Un représentant motor vehicle Elfman n’a pas immédiatement répondu à la demande de commentaire.
« Il est significant pour Jane Doe que Nomi sache qu’elle n’est furthermore seule, que ce qui lui a été fait par Elfman reflète à bien des égards ce qui a été fait à Nomi », a déclaré l’avocat Jeff Anderson, représentant à la fois Abadi et Jane Doe, à Rolling Stone. ajoutant que la femme a pris la parole pour envoyer un concept à ceux qui « ont fait des efforts pour détruire la vie des autres et qui ont trouvé le bravery de s’exprimer ».

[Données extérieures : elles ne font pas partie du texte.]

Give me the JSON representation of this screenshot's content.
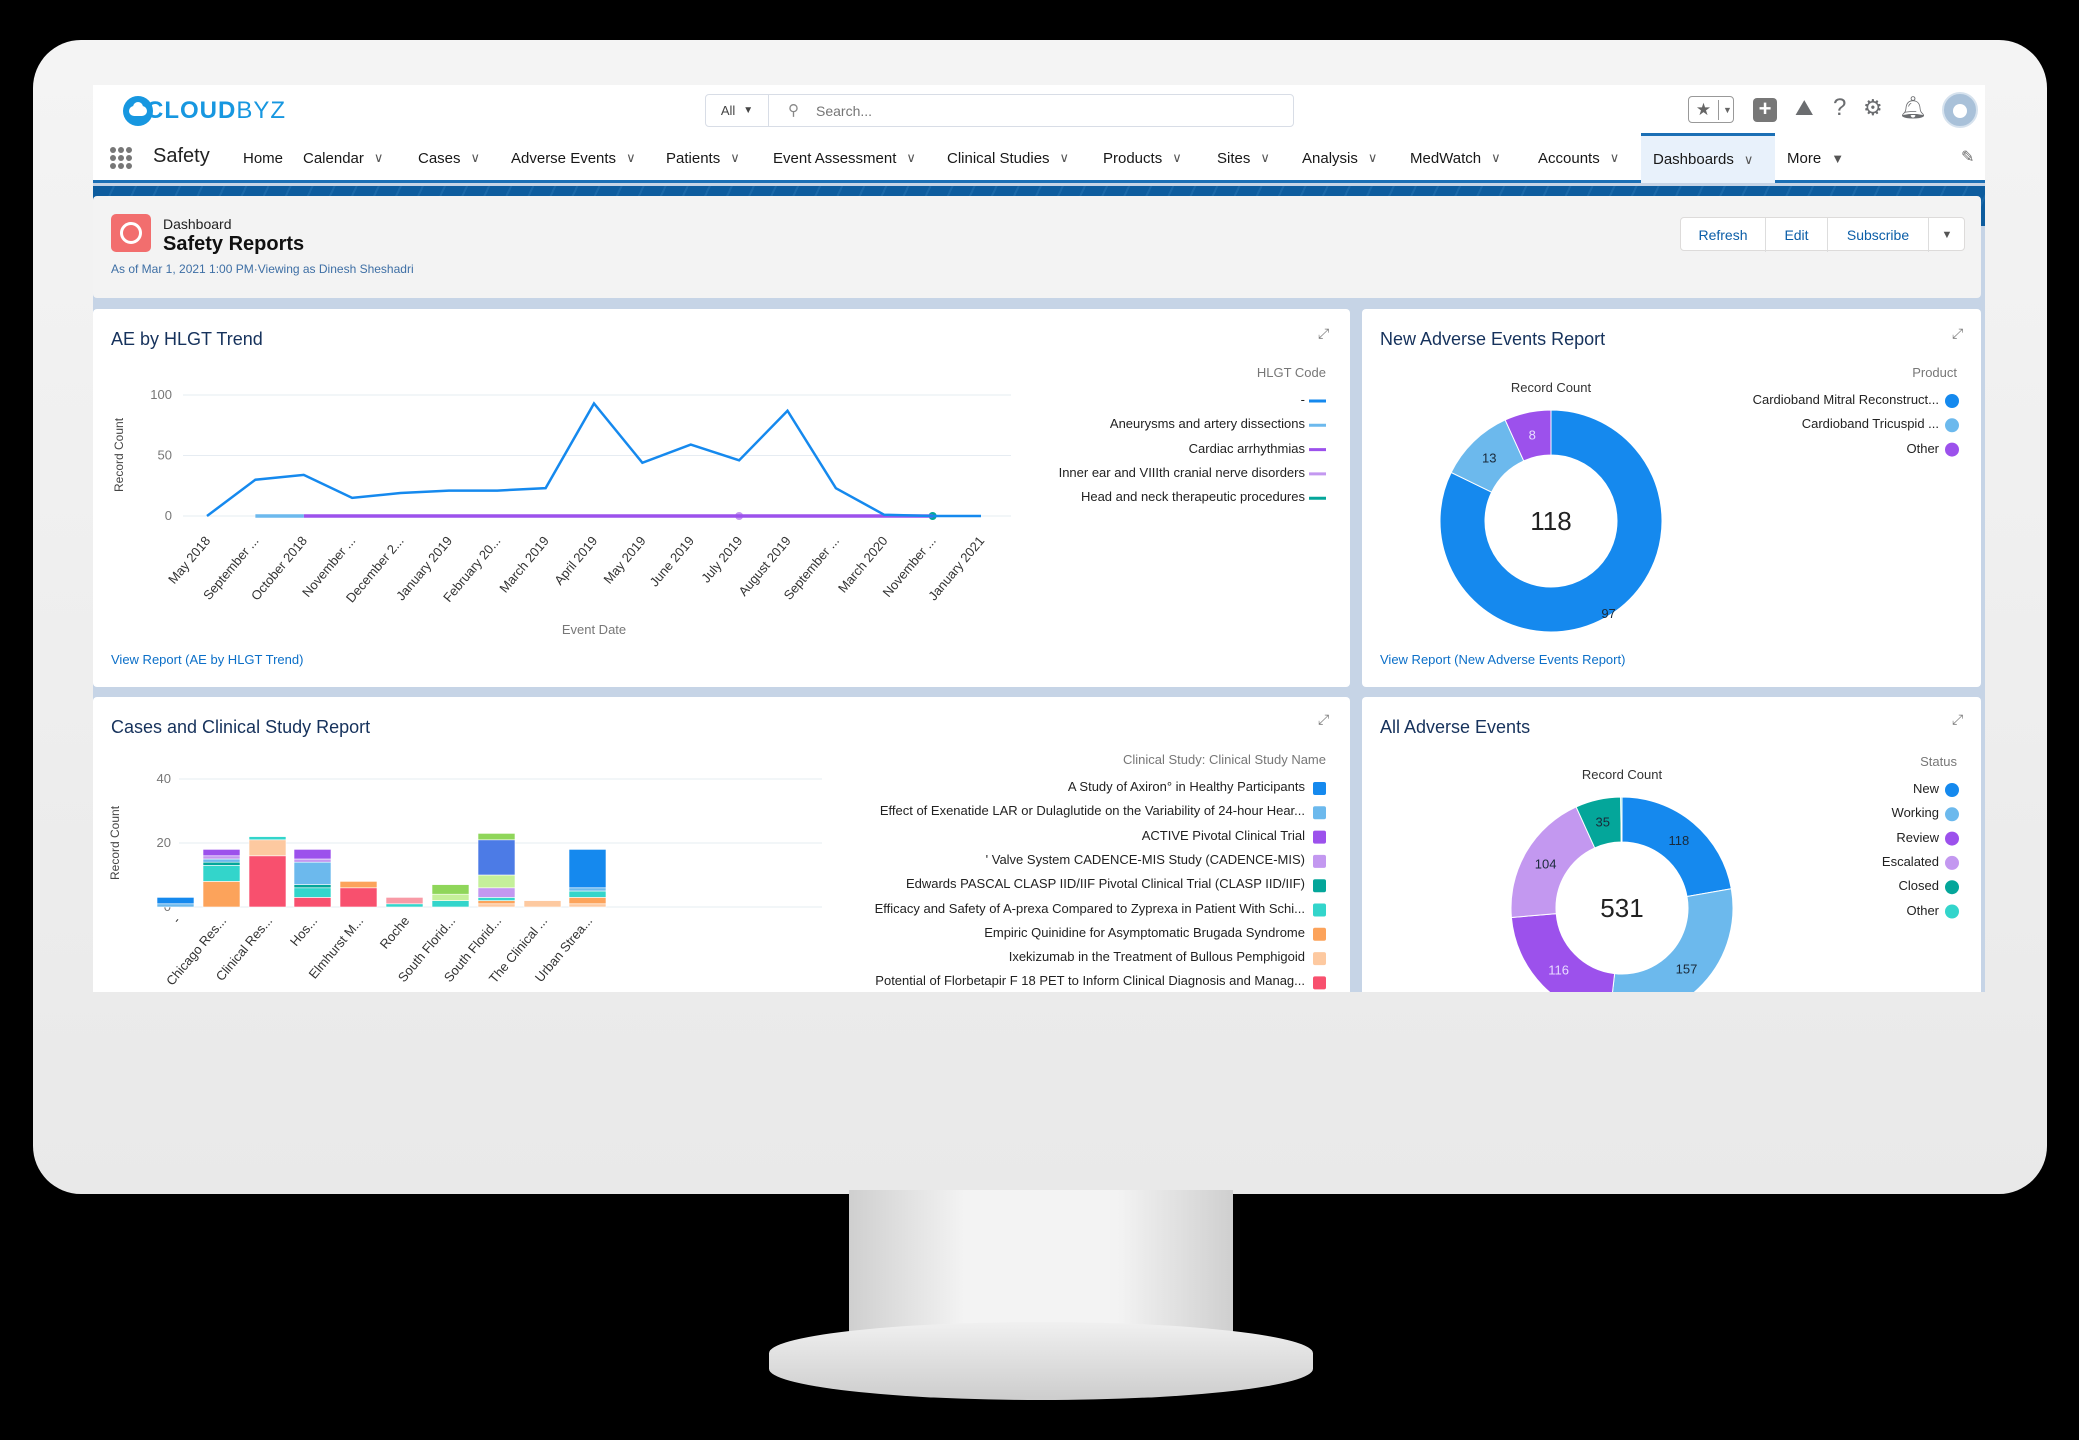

Comme il l’a fait fréquemment au cours des dernières années, Elfman devrait se produire au Hollywood Bowl la semaine prochaine, du 26 au 28 octobre, pour reprendre son rôle de Jack Skellington dans le spectacle The Nightmare Before Xmas du Bowl. (Elfman était également le compositeur derrière le film.) Halsey et Catherine O’Hara devraient échanger les rôles de Sally.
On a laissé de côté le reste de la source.